20 septembre 2026
Le musée parisien de la Vie romantique a rouvert après 17 mois de travaux de rénovation.
Le musée de la Vie romantique a rouvert le 14 février dernier après 17 mois de travaux de rénovation. La visite de la maison du peintre hollandais Ary Scheffer reste gratuite, sa scénographie a été repensée pour apporter un nouvel éclairage à la période du romantisme.
Flâner avec curiosité dans le 9e arrondissement de Paris, passer un porche, suivre une allée bordée d’arbres et la maison du peintre Ary Scheffer dévoile son cadre champêtre. « Atypique et charmant, un air de campagne à Paris. Parfait pour une idée de premier date*. »
Constance a donné rendez-vous à Hugo. Croiser les fantômes des grandes figures du romantisme pourrait mener à la romance. Dans sa demeure, le peintre hollandais Ary Scheffer recevait, les vendredis soirs, dans la tradition des salons littéraires et mondains, les artistes et les intellectuels de son temps. Autour de lui, le cercle prestigieux du Paris romantique : des peintres illustres : Delacroix, Ingres, Géricault ; des compositeurs tels Chopin, Liszt, Gounod, le poète Lamartine… Au rez-de-chaussée de la maison, « on a l’impression que les habitants de cette maison et ceux qui l’ont fréquentée vont sortir de derrière une porte. » C’est ce que ressent Marie Pierre. Leur présence est encore palpable, celle de George par exemple. Son portrait saisit dès l’entrée dans le salon.

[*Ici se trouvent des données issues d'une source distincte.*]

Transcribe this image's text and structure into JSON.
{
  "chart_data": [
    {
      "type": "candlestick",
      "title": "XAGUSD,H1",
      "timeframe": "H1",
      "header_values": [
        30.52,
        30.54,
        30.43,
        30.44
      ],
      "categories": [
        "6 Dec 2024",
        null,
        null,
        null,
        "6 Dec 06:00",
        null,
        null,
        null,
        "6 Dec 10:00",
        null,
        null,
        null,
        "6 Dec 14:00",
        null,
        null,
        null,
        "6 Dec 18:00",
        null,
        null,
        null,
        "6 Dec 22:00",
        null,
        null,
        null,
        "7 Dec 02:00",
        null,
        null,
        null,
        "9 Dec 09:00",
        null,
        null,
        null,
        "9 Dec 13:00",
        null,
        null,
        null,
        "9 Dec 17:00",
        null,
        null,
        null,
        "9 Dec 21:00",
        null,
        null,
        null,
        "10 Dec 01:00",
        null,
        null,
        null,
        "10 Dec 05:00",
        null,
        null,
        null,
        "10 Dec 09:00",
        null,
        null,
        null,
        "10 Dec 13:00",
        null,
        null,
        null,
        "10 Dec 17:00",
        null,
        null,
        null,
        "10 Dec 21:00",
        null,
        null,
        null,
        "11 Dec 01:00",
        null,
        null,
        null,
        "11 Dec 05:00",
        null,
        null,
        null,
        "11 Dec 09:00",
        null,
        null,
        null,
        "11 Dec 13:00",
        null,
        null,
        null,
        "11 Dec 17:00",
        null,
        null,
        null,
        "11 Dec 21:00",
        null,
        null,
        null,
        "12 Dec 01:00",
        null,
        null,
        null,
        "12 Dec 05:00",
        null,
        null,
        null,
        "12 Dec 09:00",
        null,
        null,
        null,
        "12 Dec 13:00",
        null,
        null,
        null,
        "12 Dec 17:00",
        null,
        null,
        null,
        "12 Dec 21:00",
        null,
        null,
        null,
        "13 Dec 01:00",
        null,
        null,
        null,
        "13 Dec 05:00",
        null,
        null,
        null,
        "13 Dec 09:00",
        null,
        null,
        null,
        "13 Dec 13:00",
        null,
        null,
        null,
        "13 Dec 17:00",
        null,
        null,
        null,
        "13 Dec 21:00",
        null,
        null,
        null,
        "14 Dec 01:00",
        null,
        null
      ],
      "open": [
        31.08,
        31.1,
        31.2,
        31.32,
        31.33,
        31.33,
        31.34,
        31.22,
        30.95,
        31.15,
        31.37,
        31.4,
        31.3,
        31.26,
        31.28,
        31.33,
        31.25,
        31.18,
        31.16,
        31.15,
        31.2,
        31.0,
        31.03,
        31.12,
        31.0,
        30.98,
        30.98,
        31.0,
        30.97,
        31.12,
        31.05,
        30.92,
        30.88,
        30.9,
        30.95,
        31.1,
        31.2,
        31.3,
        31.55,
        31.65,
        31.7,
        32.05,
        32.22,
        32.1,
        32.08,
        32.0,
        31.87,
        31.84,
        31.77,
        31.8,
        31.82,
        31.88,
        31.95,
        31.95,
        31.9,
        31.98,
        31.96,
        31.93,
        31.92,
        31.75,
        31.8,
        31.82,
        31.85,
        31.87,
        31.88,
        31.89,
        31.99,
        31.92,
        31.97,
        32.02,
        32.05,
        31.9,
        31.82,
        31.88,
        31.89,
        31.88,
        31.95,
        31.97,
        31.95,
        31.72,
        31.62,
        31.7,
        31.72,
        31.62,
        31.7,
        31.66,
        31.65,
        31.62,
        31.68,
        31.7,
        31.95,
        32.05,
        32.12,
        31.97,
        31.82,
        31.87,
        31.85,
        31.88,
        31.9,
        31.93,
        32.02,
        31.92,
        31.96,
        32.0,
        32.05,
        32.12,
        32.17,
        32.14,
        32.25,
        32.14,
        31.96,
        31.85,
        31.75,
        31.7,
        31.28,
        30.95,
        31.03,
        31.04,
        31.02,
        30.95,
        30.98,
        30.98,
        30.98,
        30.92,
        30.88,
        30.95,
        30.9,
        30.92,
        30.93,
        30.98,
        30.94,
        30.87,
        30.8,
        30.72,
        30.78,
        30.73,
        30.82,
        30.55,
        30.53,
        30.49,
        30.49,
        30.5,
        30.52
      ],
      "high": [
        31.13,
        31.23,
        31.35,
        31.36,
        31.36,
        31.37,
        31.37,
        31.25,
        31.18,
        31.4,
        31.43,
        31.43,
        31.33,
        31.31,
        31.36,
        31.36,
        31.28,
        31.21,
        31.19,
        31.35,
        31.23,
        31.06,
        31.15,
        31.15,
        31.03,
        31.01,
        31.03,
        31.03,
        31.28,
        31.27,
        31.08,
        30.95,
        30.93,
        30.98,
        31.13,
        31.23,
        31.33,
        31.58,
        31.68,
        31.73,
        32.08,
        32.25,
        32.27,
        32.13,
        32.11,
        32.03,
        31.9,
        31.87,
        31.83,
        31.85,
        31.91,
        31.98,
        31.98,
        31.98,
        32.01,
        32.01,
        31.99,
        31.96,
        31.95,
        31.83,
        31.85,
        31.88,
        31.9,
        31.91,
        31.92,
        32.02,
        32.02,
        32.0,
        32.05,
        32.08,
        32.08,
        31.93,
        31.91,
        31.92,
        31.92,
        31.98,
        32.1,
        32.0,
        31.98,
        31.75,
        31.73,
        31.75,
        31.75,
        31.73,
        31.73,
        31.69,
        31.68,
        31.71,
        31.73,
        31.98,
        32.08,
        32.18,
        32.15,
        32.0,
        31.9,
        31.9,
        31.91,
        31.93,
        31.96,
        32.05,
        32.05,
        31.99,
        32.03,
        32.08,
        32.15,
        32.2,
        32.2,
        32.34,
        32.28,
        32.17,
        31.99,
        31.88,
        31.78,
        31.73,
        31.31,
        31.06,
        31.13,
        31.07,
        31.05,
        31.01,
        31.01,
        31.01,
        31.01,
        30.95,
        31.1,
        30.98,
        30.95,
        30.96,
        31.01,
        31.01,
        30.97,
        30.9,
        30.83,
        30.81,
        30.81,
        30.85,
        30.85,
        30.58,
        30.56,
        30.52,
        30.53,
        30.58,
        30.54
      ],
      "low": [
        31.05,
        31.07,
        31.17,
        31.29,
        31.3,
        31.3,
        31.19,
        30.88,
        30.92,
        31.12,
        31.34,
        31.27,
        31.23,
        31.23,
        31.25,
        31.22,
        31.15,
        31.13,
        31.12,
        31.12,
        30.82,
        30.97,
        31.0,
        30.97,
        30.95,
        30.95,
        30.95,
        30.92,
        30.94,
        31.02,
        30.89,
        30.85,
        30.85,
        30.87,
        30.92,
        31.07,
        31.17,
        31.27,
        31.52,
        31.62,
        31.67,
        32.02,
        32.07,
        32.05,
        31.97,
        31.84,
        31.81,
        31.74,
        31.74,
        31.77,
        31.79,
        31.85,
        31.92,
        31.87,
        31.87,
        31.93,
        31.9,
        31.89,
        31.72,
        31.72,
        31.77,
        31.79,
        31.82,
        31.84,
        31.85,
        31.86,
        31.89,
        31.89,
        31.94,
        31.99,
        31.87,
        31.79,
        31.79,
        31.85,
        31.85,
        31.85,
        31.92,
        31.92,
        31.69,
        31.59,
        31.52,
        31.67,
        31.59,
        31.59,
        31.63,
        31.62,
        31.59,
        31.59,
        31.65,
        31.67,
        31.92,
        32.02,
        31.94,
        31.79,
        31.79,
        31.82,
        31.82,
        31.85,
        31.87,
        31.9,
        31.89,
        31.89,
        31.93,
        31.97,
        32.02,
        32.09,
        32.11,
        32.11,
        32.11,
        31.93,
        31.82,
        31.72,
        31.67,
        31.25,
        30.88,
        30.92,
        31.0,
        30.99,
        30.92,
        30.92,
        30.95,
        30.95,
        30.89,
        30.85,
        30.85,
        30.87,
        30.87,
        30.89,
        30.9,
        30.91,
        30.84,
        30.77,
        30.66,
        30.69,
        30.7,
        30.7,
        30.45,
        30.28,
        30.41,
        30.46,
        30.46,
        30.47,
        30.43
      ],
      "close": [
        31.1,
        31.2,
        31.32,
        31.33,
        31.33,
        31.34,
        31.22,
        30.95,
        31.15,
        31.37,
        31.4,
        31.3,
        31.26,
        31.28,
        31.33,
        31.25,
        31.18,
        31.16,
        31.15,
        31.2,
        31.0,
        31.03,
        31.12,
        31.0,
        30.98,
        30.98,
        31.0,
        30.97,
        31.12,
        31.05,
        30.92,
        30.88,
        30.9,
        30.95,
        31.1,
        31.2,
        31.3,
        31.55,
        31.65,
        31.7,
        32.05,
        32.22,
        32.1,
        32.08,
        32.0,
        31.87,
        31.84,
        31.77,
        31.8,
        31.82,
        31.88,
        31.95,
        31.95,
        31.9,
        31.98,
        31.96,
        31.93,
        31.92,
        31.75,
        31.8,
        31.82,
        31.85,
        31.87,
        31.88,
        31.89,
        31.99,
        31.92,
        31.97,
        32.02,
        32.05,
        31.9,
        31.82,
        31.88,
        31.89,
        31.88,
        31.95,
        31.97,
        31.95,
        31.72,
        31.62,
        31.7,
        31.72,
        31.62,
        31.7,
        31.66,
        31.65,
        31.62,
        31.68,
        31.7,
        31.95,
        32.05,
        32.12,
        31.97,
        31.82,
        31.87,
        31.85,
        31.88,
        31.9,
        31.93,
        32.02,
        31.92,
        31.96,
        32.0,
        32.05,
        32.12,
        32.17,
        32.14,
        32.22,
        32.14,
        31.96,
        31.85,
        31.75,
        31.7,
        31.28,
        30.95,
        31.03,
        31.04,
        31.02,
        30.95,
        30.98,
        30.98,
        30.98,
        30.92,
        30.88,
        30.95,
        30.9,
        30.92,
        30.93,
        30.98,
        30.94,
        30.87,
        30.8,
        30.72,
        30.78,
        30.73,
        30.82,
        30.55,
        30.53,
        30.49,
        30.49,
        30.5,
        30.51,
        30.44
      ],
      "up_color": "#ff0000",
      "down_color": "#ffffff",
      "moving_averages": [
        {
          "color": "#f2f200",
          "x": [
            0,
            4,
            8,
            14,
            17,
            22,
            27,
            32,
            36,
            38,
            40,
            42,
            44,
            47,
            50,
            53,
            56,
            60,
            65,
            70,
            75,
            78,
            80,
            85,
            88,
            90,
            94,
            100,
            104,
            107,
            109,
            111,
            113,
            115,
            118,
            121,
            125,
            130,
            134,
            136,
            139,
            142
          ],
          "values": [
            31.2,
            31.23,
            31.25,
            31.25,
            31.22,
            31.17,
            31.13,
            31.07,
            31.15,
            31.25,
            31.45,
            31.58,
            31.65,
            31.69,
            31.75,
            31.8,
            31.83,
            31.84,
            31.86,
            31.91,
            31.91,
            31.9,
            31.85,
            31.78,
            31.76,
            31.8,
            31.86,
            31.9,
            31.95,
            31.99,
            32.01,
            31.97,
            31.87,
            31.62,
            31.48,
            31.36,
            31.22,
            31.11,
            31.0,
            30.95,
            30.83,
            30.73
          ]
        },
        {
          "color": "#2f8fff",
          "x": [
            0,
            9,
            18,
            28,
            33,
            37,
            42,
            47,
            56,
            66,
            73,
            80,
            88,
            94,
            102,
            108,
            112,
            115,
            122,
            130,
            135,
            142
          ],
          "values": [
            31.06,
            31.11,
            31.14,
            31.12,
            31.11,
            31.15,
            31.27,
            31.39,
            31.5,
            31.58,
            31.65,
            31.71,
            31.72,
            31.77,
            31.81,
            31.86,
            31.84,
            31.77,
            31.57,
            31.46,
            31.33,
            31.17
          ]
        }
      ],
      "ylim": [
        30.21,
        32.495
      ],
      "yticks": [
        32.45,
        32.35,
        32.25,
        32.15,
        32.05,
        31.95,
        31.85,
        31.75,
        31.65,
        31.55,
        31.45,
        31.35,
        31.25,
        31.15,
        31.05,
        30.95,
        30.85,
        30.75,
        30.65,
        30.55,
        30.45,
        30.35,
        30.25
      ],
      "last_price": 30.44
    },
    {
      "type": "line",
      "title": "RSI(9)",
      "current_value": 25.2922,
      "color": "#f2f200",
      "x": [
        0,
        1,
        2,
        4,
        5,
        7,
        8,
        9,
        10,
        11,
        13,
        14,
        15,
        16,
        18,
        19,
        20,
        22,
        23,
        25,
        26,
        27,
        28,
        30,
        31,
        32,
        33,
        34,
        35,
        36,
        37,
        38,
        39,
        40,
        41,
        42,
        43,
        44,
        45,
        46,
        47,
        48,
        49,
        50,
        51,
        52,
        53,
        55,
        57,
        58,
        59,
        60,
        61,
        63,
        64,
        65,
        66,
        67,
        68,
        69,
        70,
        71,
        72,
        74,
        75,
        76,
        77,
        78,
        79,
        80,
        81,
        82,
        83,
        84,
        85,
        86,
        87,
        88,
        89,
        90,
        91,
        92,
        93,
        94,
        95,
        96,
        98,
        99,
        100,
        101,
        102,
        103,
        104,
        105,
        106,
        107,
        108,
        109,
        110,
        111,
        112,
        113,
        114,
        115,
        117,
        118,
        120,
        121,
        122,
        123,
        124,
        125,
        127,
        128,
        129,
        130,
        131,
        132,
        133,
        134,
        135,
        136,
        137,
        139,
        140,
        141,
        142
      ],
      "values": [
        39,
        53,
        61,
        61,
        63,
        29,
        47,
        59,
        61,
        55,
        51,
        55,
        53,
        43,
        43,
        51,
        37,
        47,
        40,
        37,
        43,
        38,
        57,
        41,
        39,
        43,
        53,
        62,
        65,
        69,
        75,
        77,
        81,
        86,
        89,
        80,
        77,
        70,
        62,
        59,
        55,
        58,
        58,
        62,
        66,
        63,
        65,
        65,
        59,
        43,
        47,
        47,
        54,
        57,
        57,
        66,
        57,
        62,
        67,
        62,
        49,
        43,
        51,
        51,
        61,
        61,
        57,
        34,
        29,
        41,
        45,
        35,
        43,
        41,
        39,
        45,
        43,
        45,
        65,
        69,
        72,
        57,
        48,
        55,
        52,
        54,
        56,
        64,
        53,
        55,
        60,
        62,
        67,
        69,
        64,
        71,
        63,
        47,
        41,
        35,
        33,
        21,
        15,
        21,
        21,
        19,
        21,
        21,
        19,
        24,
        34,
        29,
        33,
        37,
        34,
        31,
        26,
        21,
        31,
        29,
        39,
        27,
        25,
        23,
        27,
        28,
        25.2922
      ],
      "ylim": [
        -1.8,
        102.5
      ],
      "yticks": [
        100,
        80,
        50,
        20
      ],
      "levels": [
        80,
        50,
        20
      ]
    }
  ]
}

George Sand est là, au salon, « l’admirable tête » de l’autrice au regard sombre peinte par Auguste Charpentier. Son regard intense fixe et enveloppe celui qui la contemple. Le rez-de-chaussée lui est, en bonne partie, consacré et raconte son histoire. Celle d’Aurore Dupin : à l’époque, il est plus facile d’être prise au sérieux si l’on est un homme alors Aurore choisit de signer ses livres sous le nom de George Sand, la dame porte même le pantalon de temps à autre. George Sand est l’un des écrivains les plus prolixes de sa génération, elle publie plus de soixante-dix romans, une vingtaine de pièces de théâtre. Elle est aussi un modèle d’émancipation, une figure du féminisme alors que le divorce n’existe pas, Aurore Dupin de Francueil, épouse Dudevant, parvient à se séparer légalement de son mari pour vivre librement entre Paris et Nohant, sa demeure dans le Berry. George Sand devient également célèbre pour ses amours tumultueuses avec Alfred de Musset puis Frédéric Chopin.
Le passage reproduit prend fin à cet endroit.